Discussing the War in a Paris CafeDiscussing the Franco-Prussian war in a Paris Cafe
(Illustrated London News, Sept. 17, 1870)

By “the public sphere” we mean first of all a realm of our social life in which something approaching public opinion can be formed.  Access is guaranteed to all citizens.  A portion of the public sphere comes into being in every conversation in which private individuals assemble to form a public body.  They then behave neither like business or professional people transacting private affairs, nor like members of a constitutional order subject to the legal constraints of a state bureaucracy.  Citizens behave as a public body when they confer in an unrestricted fashion — that is, with the guarantee of freedom of assembly and association and the freedom to express and publish their opinions — about matters of general interest.  In a large public body this kind of communication requires specific means for transmitting information and influencing those who receive it.  Today newspapers and magazines, radio and television are the media of the public sphere.  We speak of the political public sphere in contrast, for instance, to the literary one, when public discussion deals with objects connected to the activity of the state.  Although state authority is so to speak the executor of the political public sphere, it is not a part of it. […]

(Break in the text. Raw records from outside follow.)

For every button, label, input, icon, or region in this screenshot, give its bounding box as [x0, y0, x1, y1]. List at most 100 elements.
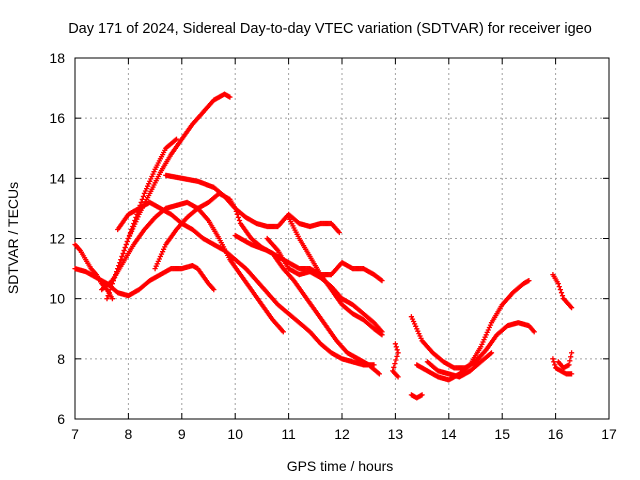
- y-tick-label: 6: [57, 411, 65, 427]
- x-tick-label: 15: [494, 426, 510, 442]
- x-tick-label: 7: [71, 426, 79, 442]
- data-points: [72, 91, 575, 401]
- data-point: [109, 296, 115, 302]
- x-tick-label: 17: [601, 426, 617, 442]
- data-point: [129, 226, 135, 233]
- series-trace-2: [72, 263, 217, 299]
- data-point: [569, 371, 575, 377]
- data-point: [121, 247, 127, 254]
- x-axis-label: GPS time / hours: [287, 458, 394, 474]
- series-trace-5: [109, 136, 180, 287]
- y-axis-label: SDTVAR / TECUs: [5, 182, 21, 294]
- data-point: [227, 94, 233, 100]
- data-point: [119, 253, 125, 260]
- data-point: [116, 263, 122, 269]
- data-point: [104, 296, 110, 302]
- x-tick-label: 16: [548, 426, 564, 442]
- x-tick-label: 8: [125, 426, 133, 442]
- series-trace-13: [408, 392, 425, 401]
- data-point: [130, 223, 136, 230]
- data-point: [336, 229, 342, 236]
- data-point: [487, 322, 494, 328]
- data-point: [133, 214, 139, 220]
- series-trace-8: [152, 190, 382, 377]
- data-point: [280, 329, 286, 335]
- series-trace-18: [550, 356, 575, 377]
- axis-ticks: 7 8 9 10 11 12 13 14 15 16 17 6 8 10 12 14 16 18: [49, 50, 617, 442]
- data-point: [569, 305, 575, 311]
- chart-title: Day 171 of 2024, Sidereal Day-to-day VTE…: [68, 21, 592, 37]
- data-point: [147, 178, 153, 184]
- series-trace-9: [232, 232, 385, 284]
- data-point: [555, 281, 561, 287]
- data-point: [378, 331, 384, 337]
- data-point: [569, 350, 575, 356]
- data-point: [414, 326, 420, 332]
- data-point: [109, 281, 115, 287]
- data-point: [411, 318, 417, 325]
- data-point: [391, 364, 397, 370]
- grid-lines: [75, 58, 609, 419]
- x-tick-label: 11: [281, 426, 296, 442]
- data-point: [488, 350, 495, 356]
- data-point: [379, 332, 385, 338]
- data-point: [110, 278, 116, 284]
- data-point: [118, 257, 124, 263]
- data-point: [120, 250, 126, 257]
- data-point: [379, 278, 385, 284]
- data-point: [556, 284, 562, 290]
- y-tick-label: 14: [49, 170, 65, 186]
- data-point: [480, 339, 486, 345]
- data-point: [156, 256, 162, 262]
- data-point: [107, 287, 113, 293]
- data-point: [419, 392, 425, 398]
- series-trace-15: [414, 278, 532, 383]
- x-tick-label: 12: [334, 426, 350, 442]
- data-point: [153, 263, 159, 269]
- x-tick-label: 14: [441, 426, 457, 442]
- data-point: [552, 362, 558, 368]
- data-point: [122, 244, 128, 251]
- data-point: [395, 374, 401, 380]
- data-point: [124, 238, 130, 245]
- data-point: [378, 277, 384, 283]
- data-point: [392, 361, 398, 367]
- series-trace-12: [390, 341, 401, 380]
- series-trace-17: [550, 272, 575, 311]
- data-point: [558, 290, 565, 296]
- series-trace-7: [163, 172, 342, 236]
- data-point: [114, 269, 120, 275]
- data-point: [123, 241, 129, 248]
- data-point: [487, 351, 494, 357]
- data-point: [106, 290, 112, 296]
- data-point: [150, 171, 156, 177]
- series-trace-10: [264, 235, 385, 335]
- data-point: [173, 136, 180, 142]
- data-point: [483, 332, 489, 338]
- x-tick-label: 10: [227, 426, 243, 442]
- data-point: [567, 358, 573, 364]
- data-point: [127, 229, 134, 236]
- data-point: [234, 211, 240, 217]
- data-point: [559, 293, 566, 299]
- series-trace-4: [104, 91, 233, 302]
- data-point: [550, 356, 556, 362]
- data-point: [557, 287, 563, 293]
- data-point: [139, 196, 145, 202]
- data-point: [417, 333, 423, 339]
- data-point: [371, 362, 377, 368]
- data-point: [531, 329, 537, 335]
- series-trace-14: [408, 314, 537, 371]
- data-point: [394, 347, 400, 353]
- series-trace-19: [555, 350, 575, 371]
- data-point: [138, 199, 144, 205]
- data-point: [131, 220, 137, 227]
- data-point: [568, 354, 574, 360]
- data-point: [232, 205, 238, 211]
- data-point: [551, 359, 557, 365]
- data-point: [236, 217, 243, 224]
- data-point: [393, 357, 399, 363]
- data-point: [211, 287, 217, 293]
- data-point: [393, 344, 399, 350]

It is no coincidence that these concepts of the public sphere and public opinion arose for the first time only in the eighteenth century.  They acquire their specific meaning from a concrete historical situation. It was at that time that the distinction of “opinion” from “opinion publique” and “public opinion” came about.  Though mere opinions (cultural assumptions, normative attitudes, collective prejudices and values) seem to persist unchanged in their natural form as a kind of sediment of history, public opinion can by definition only come into existence when a reasoning public is presupposed.  Public discussions about the exercise of political power which are both critical in intent and institutionally guaranteed have not always existed — they grew out of a specific phase of bourgeois society and could enter into the order of the bourgeois constitutional state only as a result of a particular constellation of interests.

There is no indication European society of the high middle ages possessed a public sphere as a unique realm distinct from the private sphere. […]

[From Jürgen Habermas, “The Public Sphere: An Encyclopedia Article (1964),” transl. by Sara Lennox and Frank Lennox, New German Critique, 3 (1974): 49-50.]